German investor sentiment plunges to four-year low on Brexit fears
BERLIN - Reuters
AFP photoUnease about Britain’s EU farewell sent the mood among German investors plunging in July to its lowest since November 2012, according to the first major sentiment snapshot of the post-Brexit era in Europe’s largest economy.
The Mannheim-based ZEW institute said on July 19 its economic sentiment index sank to -6.8 points in July from 19.2 in June. That reading compared with a Reuters consensus of 9.0 and was lower than any of the economists polled had predicted.
“Uncertainty about the vote’s consequences for the German economy is largely responsible for the substantial decline in economic sentiment,” ZEW President Achim Wambach said.
Worries about the outlook for exports and the stability of the banking and financial system following the ‘Leave’ vote in the June 23 referendum in Europe’s main financial center could also take their toll on the German economy, he said.
The ZEW index was based on a survey of 220 analysts and investors conducted from July 4 to 18, giving participants time to make an initial assessment of the impact Brexit could have.
Britain is Germany’s fifth-biggest trading partner for goods and the German chamber of commerce has cut its forecasts for exports there at a time when Germany is having to increasingly rely on domestic demand to offset slowdowns elsewhere.
The ZEW separate gauge of current conditions fell to 49.8 points from 54.5 in June - also below the Reuters consensus forecast for a reading of 51.8.
Analysts suggested the headline ZEW reading might be disproportionate.
Thomas Gitzel, economist at VP Bank, said it was yet to be seen whether the German economy would be hit hard by Brexit this year and said the indicator could rise again next month.

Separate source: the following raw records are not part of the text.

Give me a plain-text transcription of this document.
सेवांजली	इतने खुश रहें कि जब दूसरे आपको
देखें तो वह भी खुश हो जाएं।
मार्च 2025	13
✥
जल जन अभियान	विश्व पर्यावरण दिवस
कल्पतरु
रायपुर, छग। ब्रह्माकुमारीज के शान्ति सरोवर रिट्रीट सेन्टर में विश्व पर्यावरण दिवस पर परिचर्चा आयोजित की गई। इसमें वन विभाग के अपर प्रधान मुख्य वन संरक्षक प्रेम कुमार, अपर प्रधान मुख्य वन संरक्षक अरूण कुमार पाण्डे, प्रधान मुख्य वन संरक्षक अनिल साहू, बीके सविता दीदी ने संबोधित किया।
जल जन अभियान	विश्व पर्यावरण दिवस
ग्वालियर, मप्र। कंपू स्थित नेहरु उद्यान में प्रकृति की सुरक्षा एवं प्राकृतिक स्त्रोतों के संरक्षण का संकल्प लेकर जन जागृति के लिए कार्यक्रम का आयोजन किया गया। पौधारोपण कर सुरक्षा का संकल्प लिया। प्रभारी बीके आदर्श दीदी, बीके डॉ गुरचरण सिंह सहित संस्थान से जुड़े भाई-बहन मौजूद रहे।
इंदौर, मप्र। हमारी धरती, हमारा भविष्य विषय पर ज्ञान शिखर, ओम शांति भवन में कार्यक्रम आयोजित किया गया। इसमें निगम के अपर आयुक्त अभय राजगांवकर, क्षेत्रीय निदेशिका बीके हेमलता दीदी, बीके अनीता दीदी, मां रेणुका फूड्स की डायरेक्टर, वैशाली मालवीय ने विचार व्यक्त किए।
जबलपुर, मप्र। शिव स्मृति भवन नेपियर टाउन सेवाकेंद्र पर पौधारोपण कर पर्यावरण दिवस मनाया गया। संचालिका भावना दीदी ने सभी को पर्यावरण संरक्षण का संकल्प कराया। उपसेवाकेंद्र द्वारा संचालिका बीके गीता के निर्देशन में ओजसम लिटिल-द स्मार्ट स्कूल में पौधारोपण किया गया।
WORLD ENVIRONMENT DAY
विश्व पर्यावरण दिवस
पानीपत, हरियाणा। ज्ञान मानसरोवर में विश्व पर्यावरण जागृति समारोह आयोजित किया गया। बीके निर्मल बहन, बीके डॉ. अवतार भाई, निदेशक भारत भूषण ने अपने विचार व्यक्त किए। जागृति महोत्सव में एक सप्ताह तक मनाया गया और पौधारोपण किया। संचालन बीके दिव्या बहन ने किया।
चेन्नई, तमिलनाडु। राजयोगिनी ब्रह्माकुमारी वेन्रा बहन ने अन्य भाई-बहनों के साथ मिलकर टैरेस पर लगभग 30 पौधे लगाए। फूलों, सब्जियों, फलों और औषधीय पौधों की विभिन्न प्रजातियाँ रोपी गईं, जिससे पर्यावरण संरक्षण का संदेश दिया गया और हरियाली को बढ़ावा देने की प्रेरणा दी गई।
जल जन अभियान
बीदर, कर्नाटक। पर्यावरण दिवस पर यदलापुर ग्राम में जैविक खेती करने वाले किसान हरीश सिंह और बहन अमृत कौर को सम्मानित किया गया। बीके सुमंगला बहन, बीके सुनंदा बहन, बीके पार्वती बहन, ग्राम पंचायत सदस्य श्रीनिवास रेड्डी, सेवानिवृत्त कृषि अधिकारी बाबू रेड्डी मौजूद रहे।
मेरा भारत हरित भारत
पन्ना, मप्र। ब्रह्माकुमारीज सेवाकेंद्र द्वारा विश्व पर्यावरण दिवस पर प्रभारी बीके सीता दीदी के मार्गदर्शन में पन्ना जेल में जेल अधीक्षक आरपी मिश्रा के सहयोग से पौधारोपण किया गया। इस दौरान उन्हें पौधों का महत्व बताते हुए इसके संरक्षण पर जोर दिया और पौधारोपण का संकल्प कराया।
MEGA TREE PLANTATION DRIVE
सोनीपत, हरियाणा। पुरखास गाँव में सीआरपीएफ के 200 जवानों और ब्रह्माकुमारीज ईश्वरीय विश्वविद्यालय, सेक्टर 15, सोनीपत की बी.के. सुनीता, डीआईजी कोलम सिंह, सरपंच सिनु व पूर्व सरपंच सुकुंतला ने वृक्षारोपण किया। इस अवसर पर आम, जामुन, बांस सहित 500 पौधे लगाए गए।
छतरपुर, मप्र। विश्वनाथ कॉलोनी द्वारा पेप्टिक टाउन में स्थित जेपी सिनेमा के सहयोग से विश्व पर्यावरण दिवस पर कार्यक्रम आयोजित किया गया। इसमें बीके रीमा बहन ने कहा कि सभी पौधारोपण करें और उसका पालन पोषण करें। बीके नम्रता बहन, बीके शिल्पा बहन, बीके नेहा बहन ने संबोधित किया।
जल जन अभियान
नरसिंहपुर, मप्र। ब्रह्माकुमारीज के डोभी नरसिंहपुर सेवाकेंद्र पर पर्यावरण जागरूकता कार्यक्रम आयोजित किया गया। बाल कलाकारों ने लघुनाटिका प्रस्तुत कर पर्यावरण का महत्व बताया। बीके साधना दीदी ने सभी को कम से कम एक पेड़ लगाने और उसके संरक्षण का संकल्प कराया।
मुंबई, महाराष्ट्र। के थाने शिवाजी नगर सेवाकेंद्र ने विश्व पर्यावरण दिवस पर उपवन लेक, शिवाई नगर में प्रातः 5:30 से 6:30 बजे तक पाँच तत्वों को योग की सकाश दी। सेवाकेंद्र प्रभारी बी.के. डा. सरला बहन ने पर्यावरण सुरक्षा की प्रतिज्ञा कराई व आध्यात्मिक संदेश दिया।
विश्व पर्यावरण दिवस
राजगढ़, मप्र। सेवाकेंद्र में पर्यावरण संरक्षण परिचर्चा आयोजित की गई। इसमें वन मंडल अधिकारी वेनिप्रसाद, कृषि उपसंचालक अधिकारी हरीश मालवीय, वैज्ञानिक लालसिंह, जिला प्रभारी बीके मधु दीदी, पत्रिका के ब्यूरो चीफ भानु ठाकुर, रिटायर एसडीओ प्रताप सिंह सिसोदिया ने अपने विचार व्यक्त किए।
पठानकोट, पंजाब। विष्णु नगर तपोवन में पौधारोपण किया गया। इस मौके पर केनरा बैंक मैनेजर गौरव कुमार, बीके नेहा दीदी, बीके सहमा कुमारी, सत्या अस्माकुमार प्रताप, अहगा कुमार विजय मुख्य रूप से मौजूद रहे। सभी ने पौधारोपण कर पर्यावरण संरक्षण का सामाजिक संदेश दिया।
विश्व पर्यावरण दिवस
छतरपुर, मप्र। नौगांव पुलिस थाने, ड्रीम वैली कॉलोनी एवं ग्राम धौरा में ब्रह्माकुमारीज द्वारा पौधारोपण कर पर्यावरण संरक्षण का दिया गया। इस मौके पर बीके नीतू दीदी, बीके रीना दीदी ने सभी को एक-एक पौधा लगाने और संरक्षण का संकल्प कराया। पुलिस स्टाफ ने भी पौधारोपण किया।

“It’s conceivable that the German economy will get off lightly - while Great Britain is not an unimportant trading partner, it is not the most important,” he said, adding that there had not been huge financial market turbulence.
Florian Hense, economist at Berenberg in London, said sentiment data could “overreact to uncertainty more than hard economic data”, and the euro zone economy should emerge relatively unscathed “as long as the contagion risk is contained”.
The German Economy Ministry has expressed concern about increasing economic risks for Germany in view of Brexit but has declared Europe’s economic powerhouse is still in good shape while the Bundesbank has said for now it only sees a limited near term impact fromBrexit.
A survey by Frankfurt-based Sentix had already shown sentiment and expectations in Germany falling in July.